Cumhurbaşkanı adayı olarak iki isim açıklayan Akman şunları yazdı:  Sadece tahliyelerle değil, son MGK kararlarıyla belini doğrultan askerî vesayet, Yüce Divan’da aklanacak olan Başbuğ’u sahnede görmek isteyebilir. Burada önemli olan Başbuğ’un Köşk’e çıkması değil, görkemli bir şekilde meydan okuması. Konsorsiyum, 26 aylık esaretin sadece onun hayatından çalınmış bir zaman dilimi olmadığını dosta düşmana göstermek durumunda. Peki karşısında kim olacak? Anayasa Mahkemesi Başkanı Haşim Kılıç , muhafazakâr demokrat kimliğiyle Gül’süz ve Erdoğan’sız kalacak seçmene bir umut ışığı olabilir mi? Cevabı netleştirmek için, 30 Mart’ın sonuçlarını almamız yani tülümüzün biraz daha incelmesi lazım. Belki de tamamen bir hayaldir gördüğümüz, sezgilerimiz yanıltmıştır bizi...

 İşte Akman'ın bugünkü yazısı...

İlker Başbuğ mu Haşim Kılıç mı?


Realite her zaman aydınlatmaz. Bazen hakikate kalın bir perde çekerek bizi karartabilir de.

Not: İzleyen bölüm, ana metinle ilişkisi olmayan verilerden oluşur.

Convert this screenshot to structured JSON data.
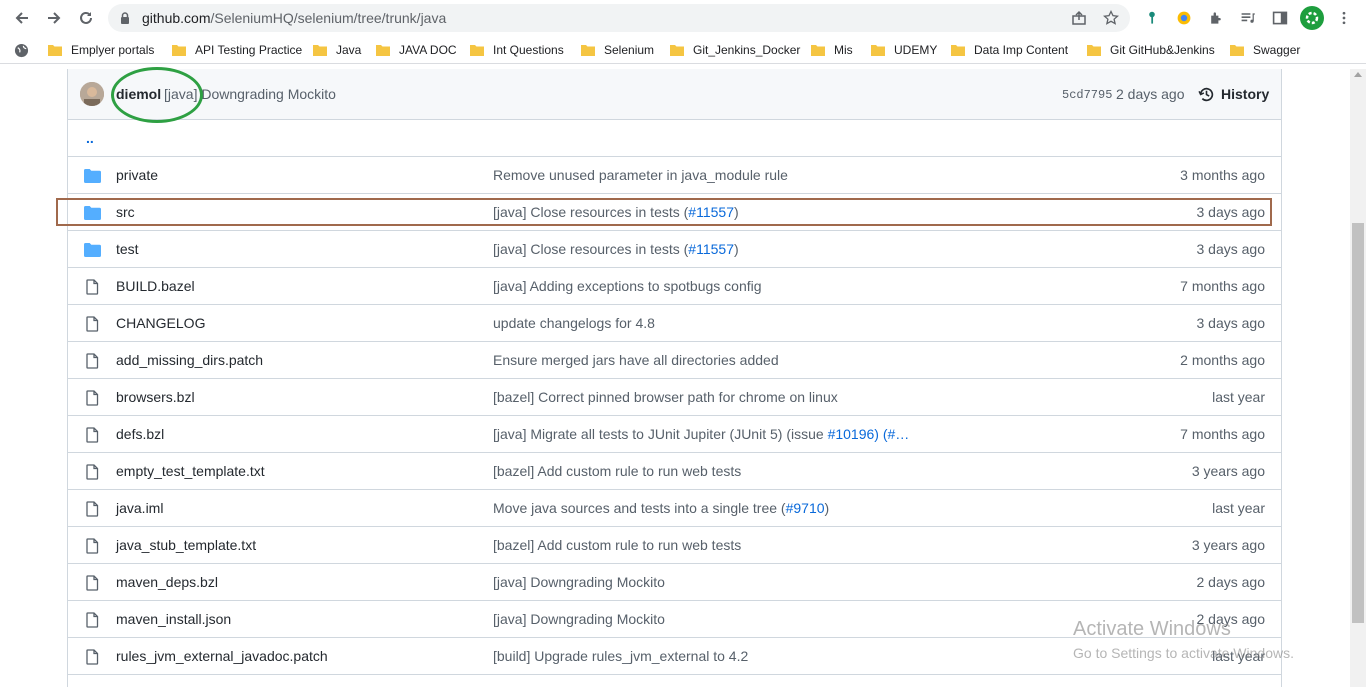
{
  "browser": {
    "url_host": "github.com",
    "url_path": "/SeleniumHQ/selenium/tree/trunk/java"
  },
  "bookmarks": [
    {
      "label": "Emplyer portals"
    },
    {
      "label": "API Testing Practice"
    },
    {
      "label": "Java"
    },
    {
      "label": "JAVA DOC"
    },
    {
      "label": "Int Questions"
    },
    {
      "label": "Selenium"
    },
    {
      "label": "Git_Jenkins_Docker"
    },
    {
      "label": "Mis"
    },
    {
      "label": "UDEMY"
    },
    {
      "label": "Data Imp Content"
    },
    {
      "label": "Git GitHub&Jenkins"
    },
    {
      "label": "Swagger"
    }
  ],
  "latest_commit": {
    "author": "diemol",
    "message": "[java] Downgrading Mockito",
    "sha": "5cd7795",
    "date": "2 days ago",
    "history_label": "History"
  },
  "parent_dir": "..",
  "files": [
    {
      "type": "dir",
      "name": "private",
      "message": "Remove unused parameter in java_module rule",
      "link": "",
      "suffix": "",
      "age": "3 months ago"
    },
    {
      "type": "dir",
      "name": "src",
      "message": "[java] Close resources in tests (",
      "link": "#11557",
      "suffix": ")",
      "age": "3 days ago"
    },
    {
      "type": "dir",
      "name": "test",
      "message": "[java] Close resources in tests (",
      "link": "#11557",
      "suffix": ")",
      "age": "3 days ago"
    },
    {
      "type": "file",
      "name": "BUILD.bazel",
      "message": "[java] Adding exceptions to spotbugs config",
      "link": "",
      "suffix": "",
      "age": "7 months ago"
    },
    {
      "type": "file",
      "name": "CHANGELOG",
      "message": "update changelogs for 4.8",
      "link": "",
      "suffix": "",
      "age": "3 days ago"
    },
    {
      "type": "file",
      "name": "add_missing_dirs.patch",
      "message": "Ensure merged jars have all directories added",
      "link": "",
      "suffix": "",
      "age": "2 months ago"
    },
    {
      "type": "file",
      "name": "browsers.bzl",
      "message": "[bazel] Correct pinned browser path for chrome on linux",
      "link": "",
      "suffix": "",
      "age": "last year"
    },
    {
      "type": "file",
      "name": "defs.bzl",
      "message": "[java] Migrate all tests to JUnit Jupiter (JUnit 5) (issue ",
      "link": "#10196",
      "suffix": ") (#…",
      "age": "7 months ago"
    },
    {
      "type": "file",
      "name": "empty_test_template.txt",
      "message": "[bazel] Add custom rule to run web tests",
      "link": "",
      "suffix": "",
      "age": "3 years ago"
    },
    {
      "type": "file",
      "name": "java.iml",
      "message": "Move java sources and tests into a single tree (",
      "link": "#9710",
      "suffix": ")",
      "age": "last year"
    },
    {
      "type": "file",
      "name": "java_stub_template.txt",
      "message": "[bazel] Add custom rule to run web tests",
      "link": "",
      "suffix": "",
      "age": "3 years ago"
    },
    {
      "type": "file",
      "name": "maven_deps.bzl",
      "message": "[java] Downgrading Mockito",
      "link": "",
      "suffix": "",
      "age": "2 days ago"
    },
    {
      "type": "file",
      "name": "maven_install.json",
      "message": "[java] Downgrading Mockito",
      "link": "",
      "suffix": "",
      "age": "2 days ago"
    },
    {
      "type": "file",
      "name": "rules_jvm_external_javadoc.patch",
      "message": "[build] Upgrade rules_jvm_external to 4.2",
      "link": "",
      "suffix": "",
      "age": "last year"
    }
  ],
  "watermark": {
    "line1": "Activate Windows",
    "line2": "Go to Settings to activate Windows."
  },
  "colors": {
    "folder": "#54aeff",
    "link": "#0969da",
    "highlight_box": "#a0694c",
    "annotation_circle": "#2ea043"
  }
}
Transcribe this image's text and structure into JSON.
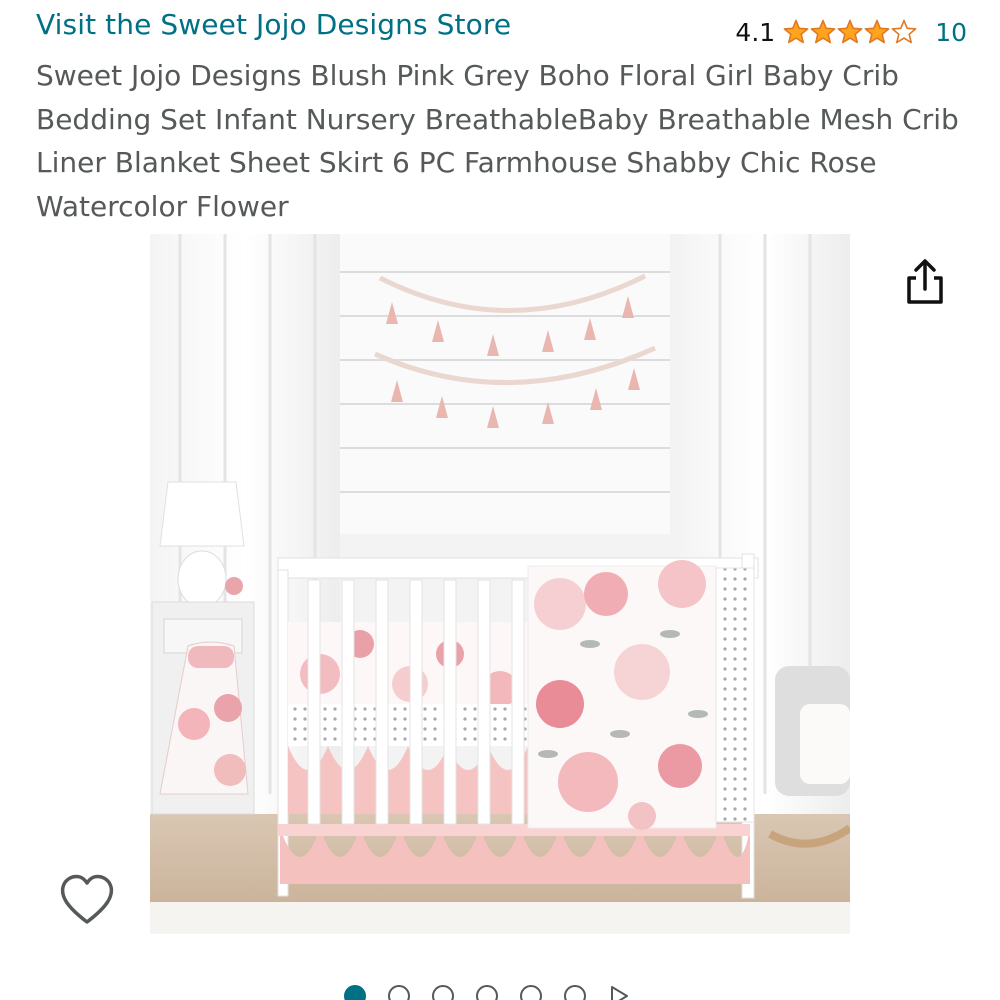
{
  "store": {
    "link_text": "Visit the Sweet Jojo Designs Store"
  },
  "rating": {
    "value": "4.1",
    "stars": 4.1,
    "max_stars": 5,
    "count": "10",
    "star_color": "#ffa41c"
  },
  "product": {
    "title": "Sweet Jojo Designs Blush Pink Grey Boho Floral Girl Baby Crib Bedding Set Infant Nursery BreathableBaby Breathable Mesh Crib Liner Blanket Sheet Skirt 6 PC Farmhouse Shabby Chic Rose Watercolor Flower"
  },
  "image": {
    "subject": "white crib with blush pink floral bedding in nursery"
  },
  "actions": {
    "share_icon": "share-icon",
    "wishlist_icon": "heart-icon"
  },
  "carousel": {
    "total_dots": 6,
    "active_index": 0,
    "has_next_arrow": true
  },
  "colors": {
    "link": "#007185",
    "title": "#565959",
    "blush": "#f4c6c6",
    "rose": "#e89aa2"
  }
}
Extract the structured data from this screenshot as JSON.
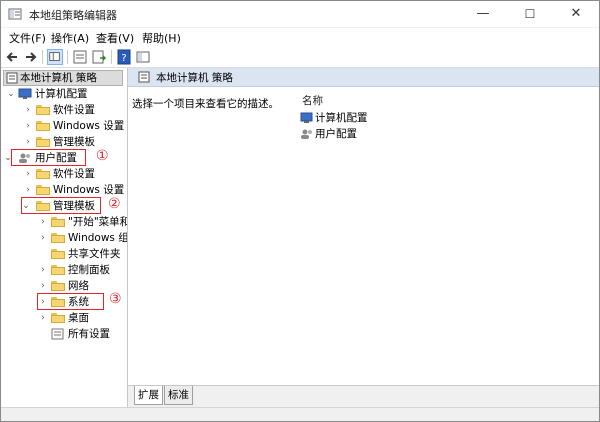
{
  "window": {
    "title": "本地组策略编辑器",
    "minimize": "—",
    "maximize": "☐",
    "close": "✕"
  },
  "menu": [
    "文件(F)",
    "操作(A)",
    "查看(V)",
    "帮助(H)"
  ],
  "tree": {
    "header": "本地计算机 策略",
    "computer_config": "计算机配置",
    "cc_software": "软件设置",
    "cc_windows": "Windows 设置",
    "cc_admin": "管理模板",
    "user_config": "用户配置",
    "uc_software": "软件设置",
    "uc_windows": "Windows 设置",
    "uc_admin": "管理模板",
    "start_menu": "\"开始\"菜单和",
    "windows_components": "Windows 组",
    "shared_folders": "共享文件夹",
    "control_panel": "控制面板",
    "network": "网络",
    "system": "系统",
    "desktop": "桌面",
    "all_settings": "所有设置"
  },
  "annotations": [
    "①",
    "②",
    "③"
  ],
  "right": {
    "header": "本地计算机 策略",
    "description": "选择一个项目来查看它的描述。",
    "column_name": "名称",
    "items": [
      "计算机配置",
      "用户配置"
    ]
  },
  "tabs": [
    "扩展",
    "标准"
  ],
  "colors": {
    "highlight": "#e0242b",
    "folder": "#f6d66e",
    "header_bg": "#dbe4f1"
  }
}
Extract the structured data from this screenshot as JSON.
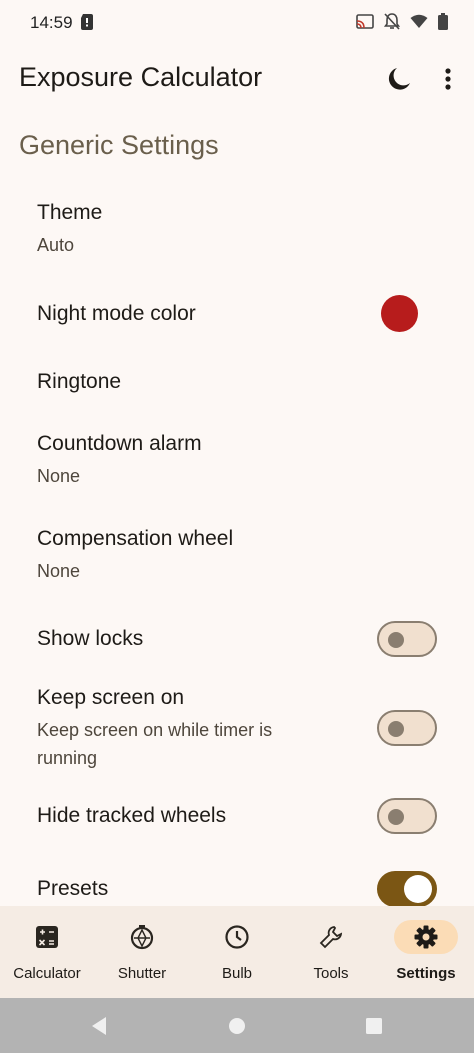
{
  "status_bar": {
    "time": "14:59"
  },
  "app_bar": {
    "title": "Exposure Calculator"
  },
  "section": {
    "title": "Generic Settings"
  },
  "settings": {
    "theme": {
      "title": "Theme",
      "summary": "Auto"
    },
    "night_mode_color": {
      "title": "Night mode color",
      "color": "#b71c1c"
    },
    "ringtone": {
      "title": "Ringtone"
    },
    "countdown_alarm": {
      "title": "Countdown alarm",
      "summary": "None"
    },
    "compensation_wheel": {
      "title": "Compensation wheel",
      "summary": "None"
    },
    "show_locks": {
      "title": "Show locks",
      "enabled": false
    },
    "keep_screen_on": {
      "title": "Keep screen on",
      "summary": "Keep screen on while timer is running",
      "enabled": false
    },
    "hide_tracked_wheels": {
      "title": "Hide tracked wheels",
      "enabled": false
    },
    "presets": {
      "title": "Presets",
      "enabled": true
    }
  },
  "bottom_nav": {
    "items": [
      {
        "label": "Calculator",
        "icon": "calculator-icon"
      },
      {
        "label": "Shutter",
        "icon": "shutter-icon"
      },
      {
        "label": "Bulb",
        "icon": "clock-icon"
      },
      {
        "label": "Tools",
        "icon": "wrench-icon"
      },
      {
        "label": "Settings",
        "icon": "gear-icon",
        "active": true
      }
    ]
  },
  "colors": {
    "accent": "#7b5614",
    "active_pill": "#fbdcb6",
    "section_title": "#6a5f4c"
  }
}
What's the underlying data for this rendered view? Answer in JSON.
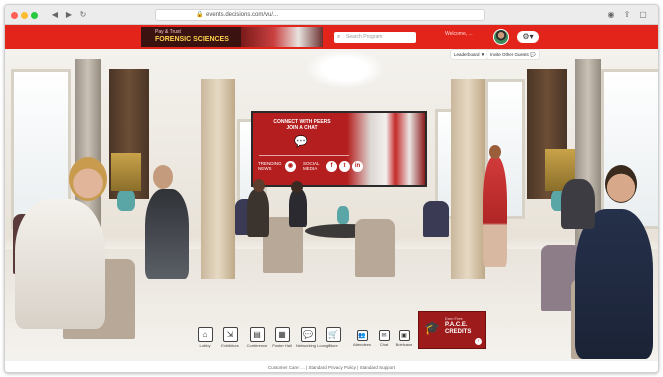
{
  "browser": {
    "url": "events.decisions.com/vu/...",
    "back_icon": "◀",
    "forward_icon": "▶",
    "reload_icon": "↻"
  },
  "header": {
    "brand_small": "Pay & Trust",
    "brand_title": "FORENSIC SCIENCES",
    "search_placeholder": "Search Program",
    "welcome": "Welcome, ...",
    "settings_icon": "gear-icon"
  },
  "right_controls": {
    "leaderboard_label": "Leaderboard",
    "chat_label": "Invite Other Guests"
  },
  "promo": {
    "line1": "CONNECT WITH PEERS",
    "line2": "JOIN A CHAT",
    "trending_label": "TRENDING NEWS",
    "social_label": "SOCIAL MEDIA",
    "social_icons": [
      "f",
      "t",
      "in"
    ],
    "brand_color": "#b51e1e"
  },
  "bottom_nav": {
    "items": [
      {
        "label": "Lobby",
        "icon": "⌂"
      },
      {
        "label": "Exhibitors",
        "icon": "⇲"
      },
      {
        "label": "Conference",
        "icon": "▤"
      },
      {
        "label": "Poster Hall",
        "icon": "▦"
      },
      {
        "label": "Networking Lounge",
        "icon": "💬"
      },
      {
        "label": "Store",
        "icon": "🛒"
      }
    ],
    "small_items": [
      {
        "label": "Attendees",
        "icon": "👥"
      },
      {
        "label": "Chat",
        "icon": "✉"
      },
      {
        "label": "Briefcase",
        "icon": "▣"
      }
    ]
  },
  "pace": {
    "small": "Earn Free",
    "title": "P.A.C.E.",
    "subtitle": "CREDITS",
    "arrow": "›"
  },
  "footer": {
    "text": "Customer Care: ...   |   Standard Privacy Policy   |   Standard Support"
  }
}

Sezgilerimiz bu durumda perdeyi hiç değilse tül haline getirmeye çalışır. Manipüle edilmiş bilgilerle kirletilmiş aklımız biraz geriye çekilince tülün ince deliklerinden âlemi başka türlü seyrederiz. Gördüklerimiz bulanıktır. Bu yüzden cezbeder bizi ve acaba manzara-yı umumiye bize dayatıldığı gibi değil de şöyle midir diye düşündürüp bir senaryo yazdırır:

Askerî vesayetin bitirildiği, Türkiye’nin demokrasinin güvenli sularında yelken açtığı tezi tatlı bir masaldı. Başbakan’ın sağ kolu Yalçın Akdoğan’ın “Cemaat orduya kumpas kurdu” ihbarıyla birlikte gemiler açık denizden limana dönmeye başladı. Balyoz davasının mahkûmiyetleri kesinleşmiş muvazzaf sanıklarının emeklilik işlemleri hükümetle Genelkurmay’ın ortak kararıyla donduruldu. Sağlı sollu kroşelerle biraz sersemleyen vesayet düzeni, şimdi eskisinden daha güçlü olarak iş başına geliyor.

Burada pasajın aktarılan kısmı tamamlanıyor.